OK this message is just to me, for me to tell me to stop reading this woman's threads as they make me very upset and anxious for OP, picturing her constantly clicking refresh the display and getting some message on MN that will

  1. Prove her without a doubt right
  2. Prove her without a doubt wrong

OP, that message will NEVER APPEAR. Please stop winding yourself up and up and up and up and get some professional help. Call your GP RIGHT NOW. Call a help line. Google jealousy support groups, but GET OFF MN FOR THE DAY. I sure as shit am- sorry for being a bit of a selfish asshole here, but surely other posters here must be getting a bit anxious watching all of this go down and OP not listening to a word...
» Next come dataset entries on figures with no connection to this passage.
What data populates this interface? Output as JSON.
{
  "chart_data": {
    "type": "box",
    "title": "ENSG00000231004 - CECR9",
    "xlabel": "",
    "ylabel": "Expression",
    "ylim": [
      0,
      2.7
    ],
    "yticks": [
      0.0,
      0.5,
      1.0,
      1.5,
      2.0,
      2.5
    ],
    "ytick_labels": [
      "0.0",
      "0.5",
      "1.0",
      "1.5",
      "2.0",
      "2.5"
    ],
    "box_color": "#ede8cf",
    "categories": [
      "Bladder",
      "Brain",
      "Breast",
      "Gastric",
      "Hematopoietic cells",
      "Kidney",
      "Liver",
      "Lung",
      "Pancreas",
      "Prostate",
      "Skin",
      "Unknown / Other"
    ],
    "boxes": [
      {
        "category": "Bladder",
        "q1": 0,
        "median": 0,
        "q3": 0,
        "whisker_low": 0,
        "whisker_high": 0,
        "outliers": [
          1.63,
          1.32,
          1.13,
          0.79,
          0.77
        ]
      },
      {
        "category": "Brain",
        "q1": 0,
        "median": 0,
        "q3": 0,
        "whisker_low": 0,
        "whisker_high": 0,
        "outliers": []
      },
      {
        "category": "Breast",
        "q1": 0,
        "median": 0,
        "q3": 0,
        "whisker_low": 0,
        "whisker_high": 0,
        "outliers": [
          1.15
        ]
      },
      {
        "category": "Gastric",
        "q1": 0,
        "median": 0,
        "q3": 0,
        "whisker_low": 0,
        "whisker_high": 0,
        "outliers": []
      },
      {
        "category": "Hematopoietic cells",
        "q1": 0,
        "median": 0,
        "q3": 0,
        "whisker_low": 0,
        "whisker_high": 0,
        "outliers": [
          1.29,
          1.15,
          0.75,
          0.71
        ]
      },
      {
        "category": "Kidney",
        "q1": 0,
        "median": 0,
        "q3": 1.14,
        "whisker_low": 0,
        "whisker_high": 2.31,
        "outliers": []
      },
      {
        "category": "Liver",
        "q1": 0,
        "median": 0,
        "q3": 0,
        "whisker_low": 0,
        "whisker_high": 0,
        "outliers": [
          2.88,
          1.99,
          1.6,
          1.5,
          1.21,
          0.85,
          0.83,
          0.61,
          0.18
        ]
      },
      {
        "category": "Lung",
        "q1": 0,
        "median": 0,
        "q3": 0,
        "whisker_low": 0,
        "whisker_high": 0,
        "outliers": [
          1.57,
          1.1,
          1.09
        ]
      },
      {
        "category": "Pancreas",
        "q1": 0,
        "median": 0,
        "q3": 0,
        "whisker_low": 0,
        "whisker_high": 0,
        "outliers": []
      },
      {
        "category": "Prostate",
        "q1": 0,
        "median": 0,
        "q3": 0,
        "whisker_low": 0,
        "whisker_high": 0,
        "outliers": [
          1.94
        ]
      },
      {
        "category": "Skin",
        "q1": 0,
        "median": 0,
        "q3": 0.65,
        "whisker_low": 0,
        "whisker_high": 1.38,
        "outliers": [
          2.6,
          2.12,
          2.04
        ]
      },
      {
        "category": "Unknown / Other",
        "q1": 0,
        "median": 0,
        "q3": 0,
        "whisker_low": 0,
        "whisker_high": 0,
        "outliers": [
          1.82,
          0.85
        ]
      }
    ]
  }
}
Bluntness100 · 12/08/2019 10:26

I have a feeling this one is real unfortunately, I hope I'm wrong though

Ah ok, thanks. It would have been better for her if it was made up, 😔

Beesandcheese · 12/08/2019 10:26

It sounds as though your husband is fanning it by talking about her in such glowing terms, at the same time as talking about seeing you as flawed (jealous and untustworthy). You are behaving over the top jealous, but maybe that's because he has checked out emotionally to go and pursue his outside interest. Pushing hard to get you to leave him so he can blame you.